Le principe est en effet le suivant : lorsque la personne publique maître de l'ouvrage a eu recours à un entrepreneur pour l'exécution des travaux dommageables, la victime est en droit de réclamer la réparation de ces dommages, soit à l'entrepreneur, soit à la collectivité maître de l'ouvrage, soit à l'un et à l'autre solidairement. En outre, les recours en matière de travaux publics ne sont soumis à aucune condition de délai. Surtout, la responsabilité du maître de l'ouvrage, de l'entrepreneur ou du concessionnaire de travaux publics est engagée de plein droit, même en l'absence de faute. Cette responsabilité pour dommages permanents liés à des travaux publics ouvre droit à réparation aux victimes, quelle que soit leur qualité, dès lors que ces dommages sont spéciaux et anormaux, comme le confirme un arrêt du Conseil d'état du 14 mars 1986 (Société Hôtel Paris-Liège) concernant des préjudices causés par des travaux de prolongement du RER.

Ainsi, en cas de refus par les riverains des offres transactionnelles faites par la SNCF, reste la possibilité d'un recours auprès du juge administratif, qui applique alors une jurisprudence particulièrement protectrice des droits des riverains subissant les dommages.

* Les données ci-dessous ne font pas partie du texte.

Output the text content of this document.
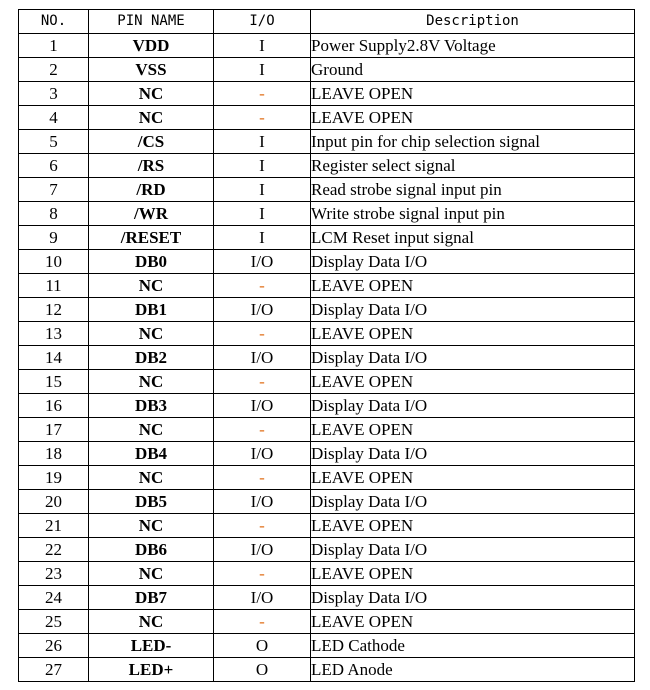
NO.	PIN NAME	I/O	Description
1	VDD	I	Power Supply2.8V Voltage
2	VSS	I	Ground
3	NC	-	LEAVE OPEN
4	NC	-	LEAVE OPEN
5	/CS	I	Input pin for chip selection signal
6	/RS	I	Register select signal
7	/RD	I	Read strobe signal input pin
8	/WR	I	Write strobe signal input pin
9	/RESET	I	LCM Reset input signal
10	DB0	I/O	Display Data I/O
11	NC	-	LEAVE OPEN
12	DB1	I/O	Display Data I/O
13	NC	-	LEAVE OPEN
14	DB2	I/O	Display Data I/O
15	NC	-	LEAVE OPEN
16	DB3	I/O	Display Data I/O
17	NC	-	LEAVE OPEN
18	DB4	I/O	Display Data I/O
19	NC	-	LEAVE OPEN
20	DB5	I/O	Display Data I/O
21	NC	-	LEAVE OPEN
22	DB6	I/O	Display Data I/O
23	NC	-	LEAVE OPEN
24	DB7	I/O	Display Data I/O
25	NC	-	LEAVE OPEN
26	LED-	O	LED Cathode
27	LED+	O	LED Anode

Compte tenu de ces éléments, il ne semble pas opportun de créer une commission d'enquête. L'un des motifs invoqués en faveur d'une telle création serait d'assurer « l'impartialité de la démarche » d'indemnisation. En l'espèce, le recours à la juridiction administrative par les intéressés devrait offrir toutes les garanties exigées. A moins de douter de l'impartialité des magistrats en la matière, on ne voit pas pourquoi le Parlement serait davantage compétent pour se pencher sur « les mesures propres à parvenir à une indemnisation équitable au plan collectif et au plan individuel ». Selon votre rapporteur, cette tâche relève clairement du juge administratif.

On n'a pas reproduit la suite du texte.